After Harvey Gantt’s peaceful integration at Clemson University earlier in the year, University of South Carolina President Thomas Jones Jr. wanted his school’s “I-Day” in fall 1963 to go without the violence and protests seen at other Southern colleges.
“We are all sensitive to the crisis which faces us and to the way in which we must face it,” Jones wrote in 1962. “I assure you that we at the university will do everything in our power to face the events of the future with suitable dignity.”
Three black students – Henrie Monteith of Columbia, Robert Anderson of Greenville and James Solomon of Sumter – walked into the Osborne Administration building on Sept. 11, 1963 to become the first African-Americans to register for classes in 76 years.
The trio met with Gantt and white students from Clemson and USC to go over how to handle the reaction on campus.

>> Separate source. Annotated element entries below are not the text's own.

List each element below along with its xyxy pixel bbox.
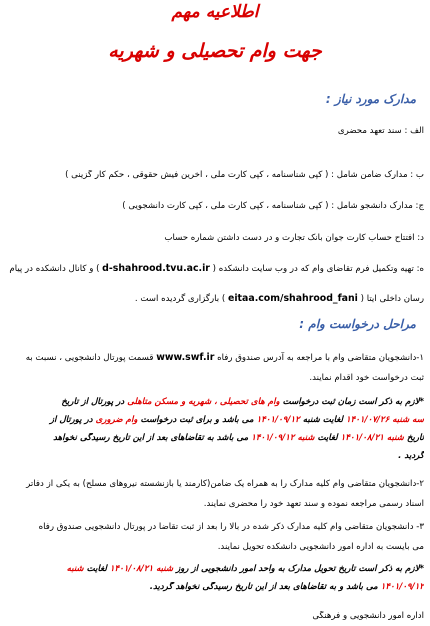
note-1-l1-a: *لازم به ذکر است زمان ثبت درخواست — [282, 397, 424, 407]
title-important-notice: اطلاعیه مهم — [171, 2, 259, 22]
step-1-line2: ثبت درخواست خود اقدام نمایند. — [309, 373, 424, 383]
document-item-c: ج: مدارک دانشجو شامل : ( کپی شناسنامه ، کپی کارت ملی ، کپی کارت دانشجویی ) — [122, 201, 424, 211]
step-1-line1 — [6, 352, 424, 364]
note-2-line2 — [6, 582, 424, 593]
note-2-l2-b: می باشد و به تقاضاهای بعد از این تاریخ رسیدگی نخواهد گردید. — [149, 582, 378, 592]
eitaa-channel-link[interactable]: eitaa.com/shahrood_fani — [227, 293, 358, 304]
note-1-l1-c: در پورتال از تاریخ — [61, 397, 125, 407]
note-1-urgent-loan: وام ضروری — [95, 415, 138, 425]
steps-heading: مراحل درخواست وام : — [299, 317, 416, 331]
documents-heading: مدارک مورد نیاز : — [325, 92, 416, 106]
document-item-e-line2 — [6, 293, 424, 305]
document-item-e-text1: ه: تهیه وتکمیل فرم تقاضای وام که در وب سایت دانشکده ( — [212, 264, 424, 274]
note-1-line4: گردید . — [398, 451, 424, 461]
footer-office: اداره امور دانشجویی و فرهنگی — [312, 611, 424, 621]
note-1-urgent-end: شنبه ۱۴۰۱/۰۹/۱۲ — [251, 433, 315, 443]
note-1-urgent-start: شنبه ۱۴۰۱/۰۸/۲۱ — [340, 433, 404, 443]
step-3-line1: ۳- دانشجویان متقاضی وام کلیه مدارک ذکر شده در بالا را بعد از ثبت تقاضا در پورتال دانشجویی صندوق رفاه — [38, 522, 424, 532]
swf-website-link[interactable]: www.swf.ir — [156, 352, 215, 363]
note-2-start-date: شنبه ۱۴۰۱/۰۸/۲۱ — [109, 564, 174, 574]
note-2-l1-c: لغایت — [86, 564, 107, 574]
document-item-b: ب : مدارک ضامن شامل : ( کپی شناسنامه ، کپی کارت ملی ، آخرین فیش حقوقی ، حکم کار گزینی ) — [65, 170, 424, 180]
note-1-loan-types: وام های تحصیلی ، شهریه و مسکن متاهلی — [127, 397, 280, 407]
step-2-line2: اسناد رسمی مراجعه نموده و سند تعهد خود را محضری نمایند. — [203, 499, 424, 509]
note-1-line1 — [6, 397, 424, 408]
step-1-text2: قسمت پورتال دانشجویی ، نسبت به — [25, 353, 154, 363]
note-1-l2-d: می باشد و برای ثبت درخواست — [140, 415, 254, 425]
note-2-end-date: ۱۴۰۱/۰۹/۱۲ — [380, 582, 424, 592]
note-1-line3 — [6, 433, 424, 444]
note-2-line1 — [6, 564, 424, 575]
document-item-e-text2: ) و کانال دانشکده در پیام — [9, 264, 100, 274]
step-2-line1: ۲-دانشجویان متقاضی وام کلیه مدارک را به همراه یک ضامن(کارمند یا بازنشسته نیروهای مسلح) به یکی از دفاتر — [26, 479, 424, 489]
note-1-line2 — [6, 415, 424, 426]
step-1-text1: ۱-دانشجویان متقاضی وام با مراجعه به آدرس صندوق رفاه — [217, 353, 424, 363]
document-item-e-text4: ) بارگزاری گردیده است . — [134, 294, 226, 304]
document-item-a: الف : سند تعهد محضری — [337, 126, 424, 136]
document-item-e-line1 — [6, 263, 424, 275]
college-website-link[interactable]: d-shahrood.tvu.ac.ir — [102, 263, 210, 274]
title-loan-subject: جهت وام تحصیلی و شهریه — [108, 40, 322, 62]
note-2-end-day: شنبه — [66, 564, 84, 574]
note-1-end-date: ۱۴۰۱/۰۹/۱۲ — [256, 415, 300, 425]
document-item-d: د: افتتاح حساب کارت جوان بانک تجارت و در دست داشتن شماره حساب — [164, 233, 424, 243]
note-1-l2-f: در پورتال از — [49, 415, 93, 425]
document-item-e-text3: رسان داخلی ایتا ( — [360, 294, 424, 304]
step-3-line2: می بایست به اداره امور دانشجویی دانشکده تحویل نمایند. — [217, 542, 424, 552]
note-2-l1-a: *لازم به ذکر است تاریخ تحویل مدارک به واحد امور دانشجویی از روز — [176, 564, 424, 574]
note-1-l3-e: می باشد به تقاضاهای بعد از این تاریخ رسیدگی نخواهد — [53, 433, 249, 443]
note-1-l3-c: لغایت — [317, 433, 338, 443]
note-1-l2-b: لغایت شنبه — [302, 415, 343, 425]
note-1-l3-a: تاریخ — [406, 433, 424, 443]
note-1-start-date: سه شنبه ۱۴۰۱/۰۷/۲۶ — [345, 415, 424, 425]
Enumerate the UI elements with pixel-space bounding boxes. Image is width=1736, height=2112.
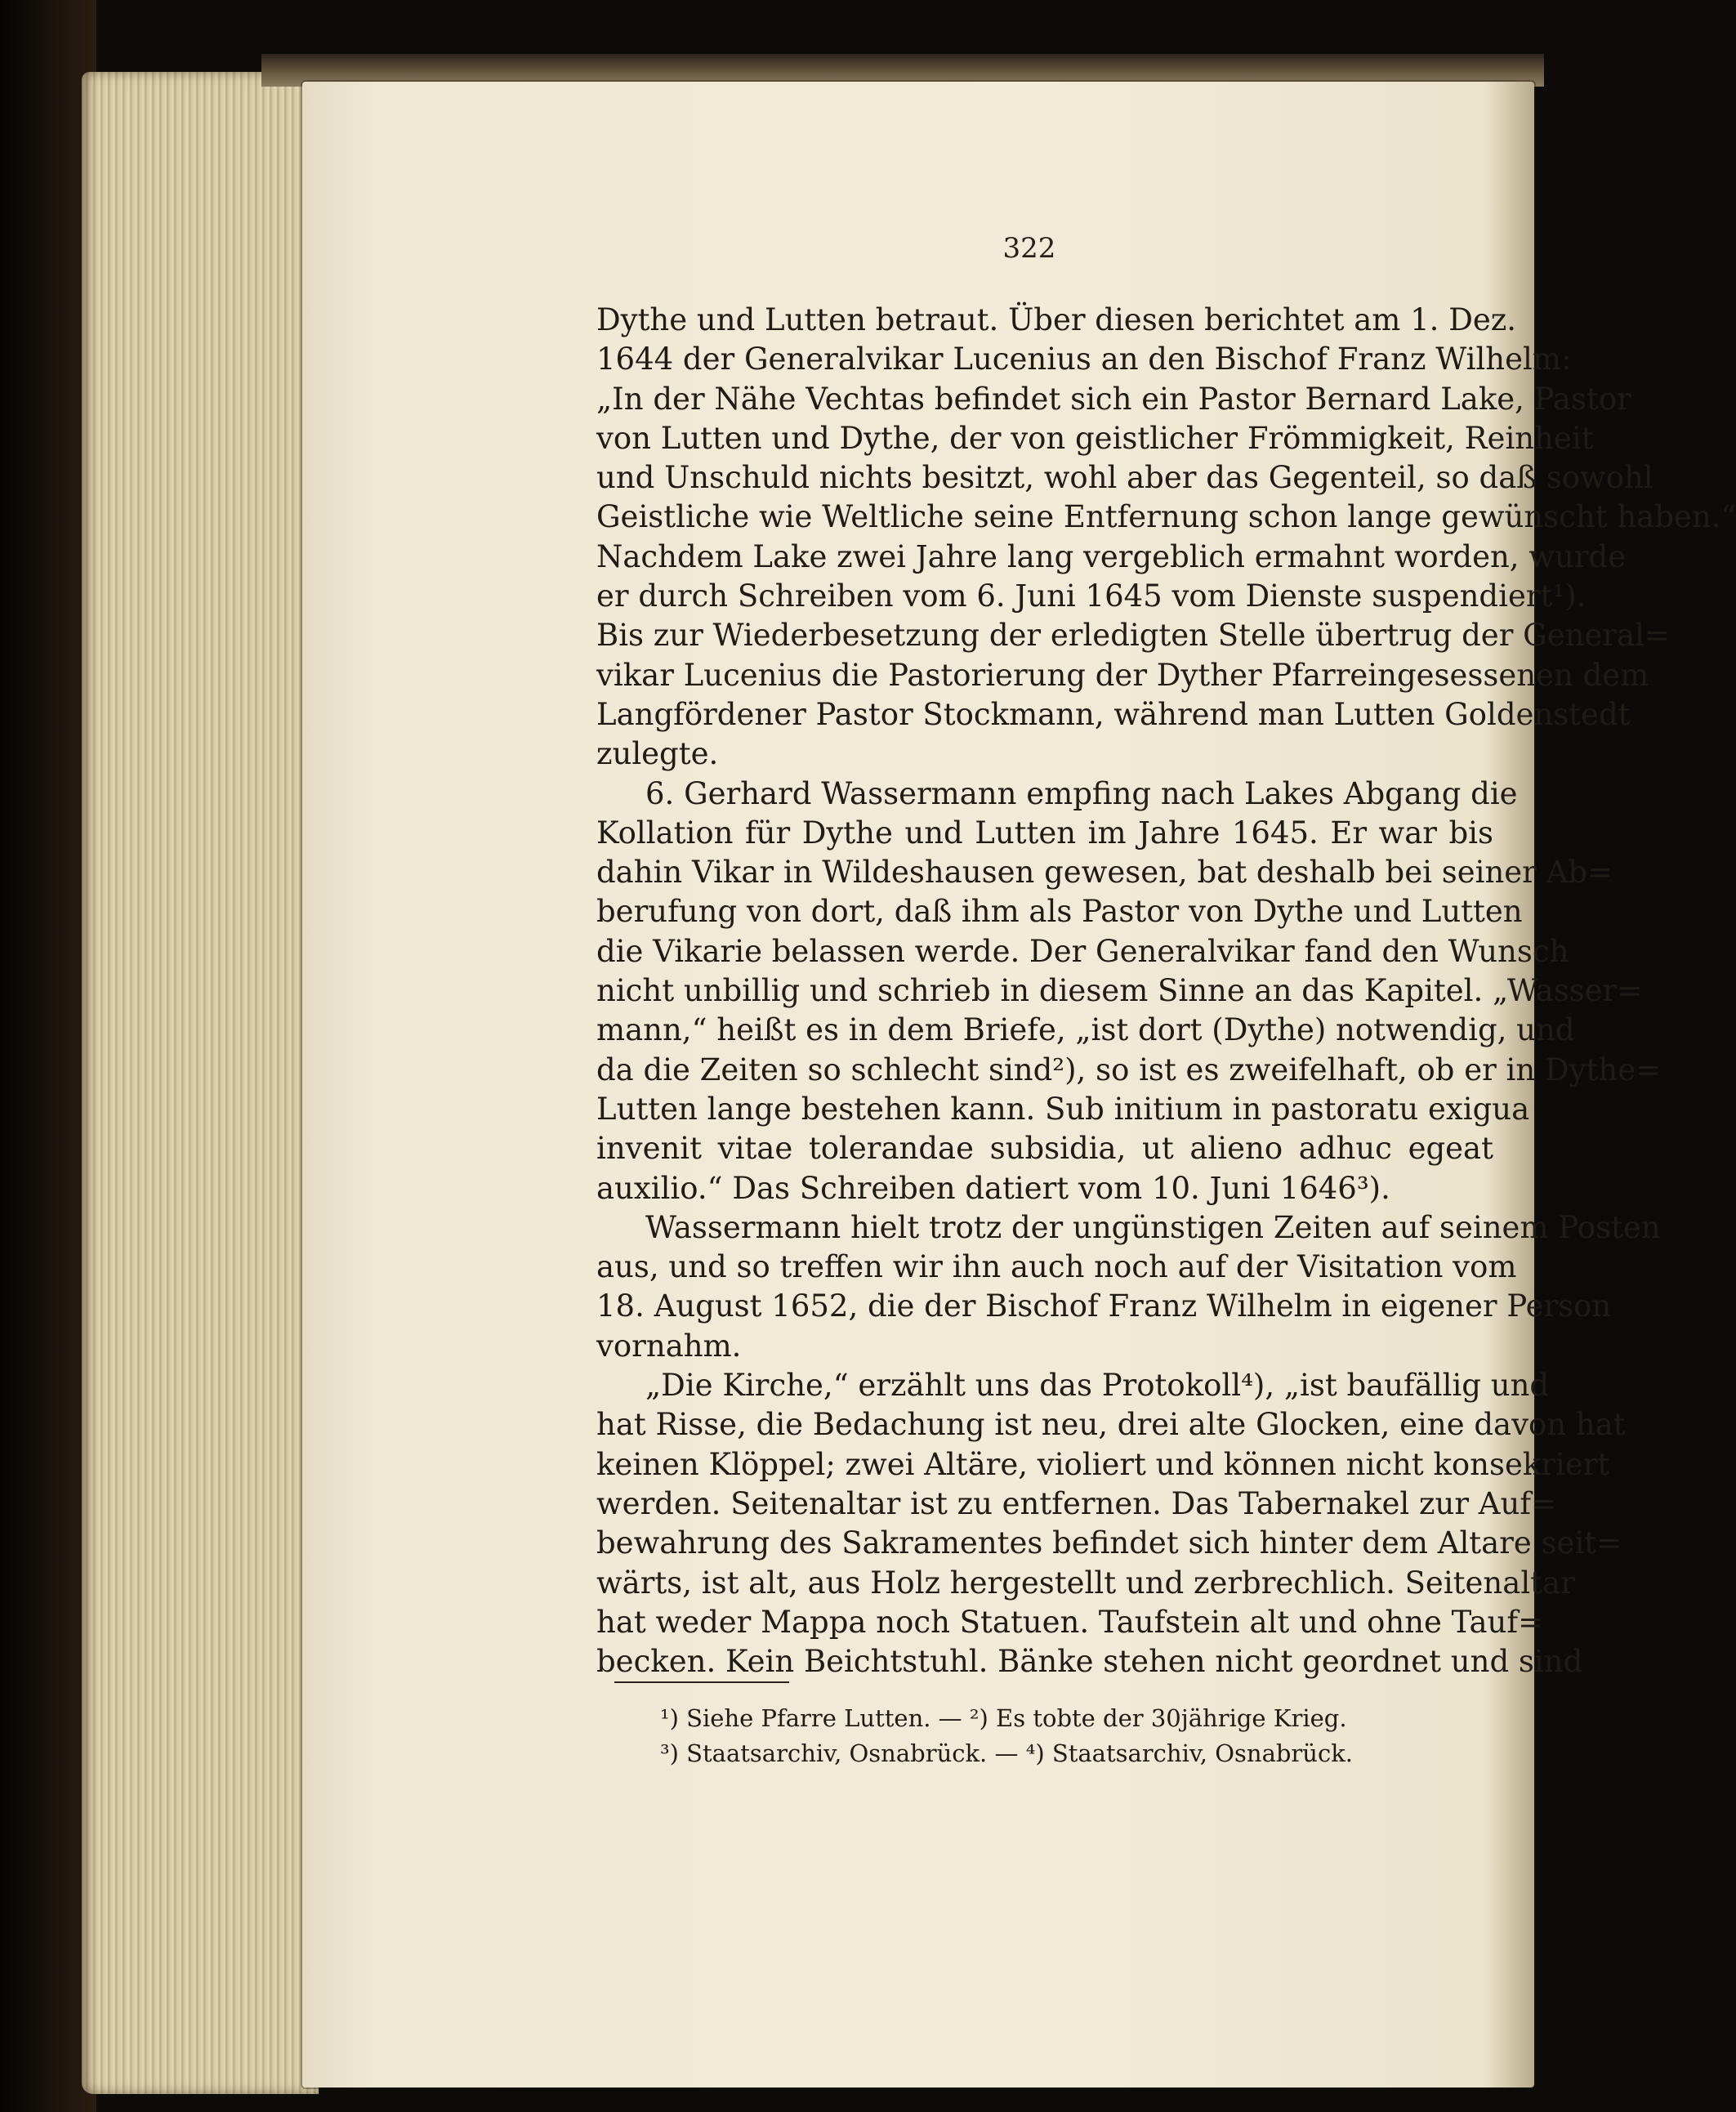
page-edges-stack xyxy=(82,72,319,2094)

Anderson dealt with insults and taunting while walking to class. Solomon said they could not get coffee together. They were asked to not attend football games. Someone tried blowing up the home of Monteith’s aunt.
But they paved the way for another 11 African-American students to enroll the next year.
Nearly 3,400 black students attend USC this year.
About this series: The inaugural edition of The State newspaper was published Feb. 18, 1891. In anticipation of the 125th anniversary, the Palmetto section and this section at thestate.com are recounting each day how The State covered newsmakers and events vital to South Carolina’s history.